I hadn't done this since the bullfight in Spain!
The Brazilian chapter in The Thinking Fan’s Guide to the World Cup asserts that football writing tends to be more about the epiphenomenon of being a fan rather than the phenomenon of the game itself. I have been to basketball, baseball, hockey, and American football games. I’ve attended a rousing Agassi match during the U.S. Open; I’ve seen a bullfight in Spain; I’ve even been to the Olympics. But none of these experiences, despite their significance and popularity, comes close to the level of energy and excitement in the stadium that night.

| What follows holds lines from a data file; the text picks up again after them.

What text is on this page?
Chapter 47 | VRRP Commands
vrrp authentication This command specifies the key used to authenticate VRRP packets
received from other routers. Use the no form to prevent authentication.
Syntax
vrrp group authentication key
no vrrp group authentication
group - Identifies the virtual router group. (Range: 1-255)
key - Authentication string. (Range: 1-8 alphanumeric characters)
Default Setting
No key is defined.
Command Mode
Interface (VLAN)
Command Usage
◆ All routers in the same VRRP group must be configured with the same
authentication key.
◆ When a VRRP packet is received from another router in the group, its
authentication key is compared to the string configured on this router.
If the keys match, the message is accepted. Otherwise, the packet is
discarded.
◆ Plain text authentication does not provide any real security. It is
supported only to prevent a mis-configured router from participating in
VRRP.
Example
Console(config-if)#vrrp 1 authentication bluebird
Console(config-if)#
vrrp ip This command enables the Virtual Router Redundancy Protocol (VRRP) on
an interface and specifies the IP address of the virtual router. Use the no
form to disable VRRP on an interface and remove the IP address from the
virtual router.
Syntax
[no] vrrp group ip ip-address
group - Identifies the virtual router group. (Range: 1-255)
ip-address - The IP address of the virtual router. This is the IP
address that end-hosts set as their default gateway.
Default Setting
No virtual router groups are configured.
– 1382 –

Father introduces son to the greatest of pastimes
The football fan is essential to the game. I saw people paying as much attention to the pitch as to the people around them. They unfurled large banners and flags. They blew horns (incessantly). They laughed and threw their arms up for the Wave. They chanted songs and slogans. I now understand how violence can escalate to the levels recently seen in Italy and France. Stampedes and riots are merely a few steps beyond the acceptable and tenuous threshold of crowd behavior that Bill Buford identifies keenly in his description of group dynamics.

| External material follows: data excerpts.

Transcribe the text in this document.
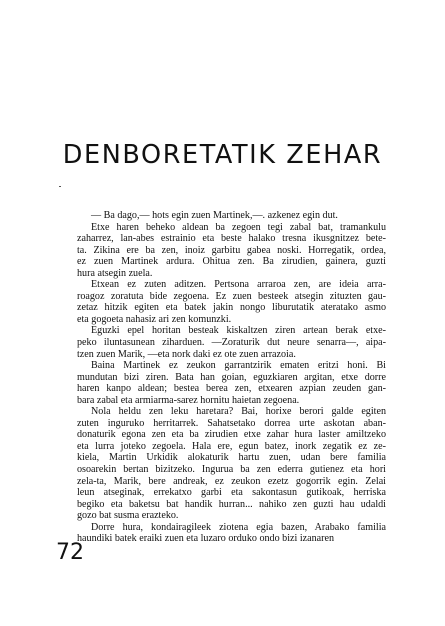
DENBORETATIK ZEHAR
— Ba dago,— hots egin zuen Martinek,—. azkenez egin dut.
Etxe haren beheko aldean ba zegoen tegi zabal bat, tramankulu
zaharrez, lan-abes estrainio eta beste halako tresna ikusgnitzez bete-
ta. Zikina ere ba zen, inoiz garbitu gabea noski. Horregatik, ordea,
ez zuen Martinek ardura. Ohitua zen. Ba zirudien, gainera, guzti
hura atsegin zuela.
Etxean ez zuten aditzen. Pertsona arraroa zen, are ideia arra-
roagoz zoratuta bide zegoena. Ez zuen besteek atsegin zituzten gau-
zetaz hitzik egiten eta batek jakin nongo liburutatik ateratako asmo
eta gogoeta nahasiz ari zen komunzki.
Eguzki epel horitan besteak kiskaltzen ziren artean berak etxe-
peko iluntasunean ziharduen. —Zoraturik dut neure senarra—, aipa-
tzen zuen Marik, —eta nork daki ez ote zuen arrazoia.
Baina Martinek ez zeukon garrantzirik ematen eritzi honi. Bi
mundutan bizi ziren. Bata han goian, eguzkiaren argitan, etxe dorre
haren kanpo aldean; bestea berea zen, etxearen azpian zeuden gan-
bara zabal eta armiarma-sarez hornitu haietan zegoena.
Nola heldu zen leku haretara? Bai, horixe berori galde egiten
zuten inguruko herritarrek. Sahatsetako dorrea urte askotan aban-
donaturik egona zen eta ba zirudien etxe zahar hura laster amiltzeko
eta lurra joteko zegoela. Hala ere, egun batez, inork zegatik ez ze-
kiela, Martin Urkidik alokaturik hartu zuen, udan bere familia
osoarekin bertan bizitzeko. Ingurua ba zen ederra gutienez eta hori
zela-ta, Marik, bere andreak, ez zeukon ezetz gogorrik egin. Zelai
leun atseginak, errekatxo garbi eta sakontasun gutikoak, herriska
begiko eta baketsu bat handik hurran... nahiko zen guzti hau udaldi
gozo bat susma erazteko.
Dorre hura, kondairagileek ziotena egia bazen, Arabako familia
haundiki batek eraiki zuen eta luzaro orduko ondo bizi izanaren
72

At a Yankees game, the crowd gets excited. But the energy generally flows in one direction: towards the field (save the experience of one unfortunate friend who had a hot dog flung at him during a Red Sox-Yankees match-up). Most people just eat, yell, and watch, mirroring the desultory pace of the sport.
Since the clock only stops at half-time and the end of the game in football, the crowd must focus. Scoring a goal is a rare and difficult thing. It’s not like making a shot in basketball. Buford describes the concept of “dead time” in football:
The goal itself is a see-through box of threads, and unless you are looking upon it from up high or into it from straight on or viewing it with the benefit of television cameras, you cannot tell when the ball has actually gone through and scored—until it has hit the back of the net. In every goal except the penalty kick, there is a small period of perception when there is neither goal nor no goal: dead time. Dead time is not a long time in clock time—there is the moment when the ball appears to be about to cross the line, and, later, there is the moment when it definitively hits or fails to hit the back of the net—but in any kind of emotional chronology it can seem endless.
The game’s constant motion, combined with the difficulty of scoring, serves up a concentrated, pent-up anticipation in search of release. When that release happens, as it did in the 52nd minute, the crowd exhibits signs of rage, disappointment, euphoria, and an intimacy amongst strangers that would be unacceptable under most circumstances. Landon Donovan assisted Jimmy Conrad to a 1-0 lead. 64,462 fans reacted. I found myself chanting, “U-S-A! U-S-A! U-S-A!” and high-fiving strangers. People hugged. Others threw their hands up in despair. I saw a wife comforting her crestfallen husband. When Donovan solidified victory with his 90’ goal, people chucked beers from the balcony above and the stadium bled green as Mexican fans clogged the aisles towards the exits.
Team USA heads toward the locker room (as Tim Howard hugs Bradley)
As for me, I stayed behind until a sweeper kicked me out. I sat in my seat reading a book under the stadium lights. It felt good to be there; 90 minutes is never enough.